Another gift is the continuation of the Christmas home tour, which will be Sunday afternoon. Tickets may be purchased at Eudora City Hall, from Julie Stewart, or at Holy Family Catholic Church at the beginning of the tour Sunday. The proceeds will benefit the Eudora Ministerial Alliance's food pantry, which responds to those in need in our community during this time as well as throughout the year.
Maybe Christmas is not about presents but about many things that have meaning other than what comes wrapped in a box -- especially if it's new underwear.
Such things as a card from a friend you haven't heard from in a year, or an unexpected compliment, or hug from a friend or relative you have been on the "outs" with, or a phone call from a grown child who doesn't want anything except a little conversation. Ah, yes, maybe Christmas is a little bit more.
Borrowing the words of Dr. Suess' Grinch, who in spite of all his shenanigans didn't stop the real meaning of Christmas from coming to Who-ville:
"It came without ribbons! It came without tags!

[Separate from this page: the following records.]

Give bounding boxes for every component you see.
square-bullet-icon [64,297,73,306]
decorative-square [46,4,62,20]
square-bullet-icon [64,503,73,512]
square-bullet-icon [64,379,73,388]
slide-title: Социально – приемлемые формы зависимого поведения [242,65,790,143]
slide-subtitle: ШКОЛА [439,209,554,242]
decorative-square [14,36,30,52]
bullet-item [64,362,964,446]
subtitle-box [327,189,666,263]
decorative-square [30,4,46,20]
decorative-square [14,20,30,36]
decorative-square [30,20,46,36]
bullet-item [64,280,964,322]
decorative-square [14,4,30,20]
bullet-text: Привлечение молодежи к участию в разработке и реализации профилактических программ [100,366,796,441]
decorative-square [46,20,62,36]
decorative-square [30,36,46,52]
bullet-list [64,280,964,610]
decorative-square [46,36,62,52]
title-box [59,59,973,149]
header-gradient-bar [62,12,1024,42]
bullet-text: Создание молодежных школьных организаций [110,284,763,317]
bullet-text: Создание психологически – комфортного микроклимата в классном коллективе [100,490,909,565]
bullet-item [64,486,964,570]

"It came without packages, boxes or bags!
"Maybe Christmas," he thought, "doesn't come from a store.
"Maybe Christmas, perhaps, means a little bit more!"
John Gilroy, a longtime member of the Eudora community died Nov. 29. John and his wife, Pauline, lived in Eudora since 1954, raising a family of seven children -- five girls and two boys. Many of us knew John through Holy Family Church, where he attended Mass daily.
In addition to being a father and carpenter, John was also a Bible scholar and was well-read in religion. I came to know John when he remodeled the office where I worked in Lawrence. He quickly became a favorite with the office staff, which enjoyed his humor and wit. Our sympathy is with Pauline and his family. John will be missed.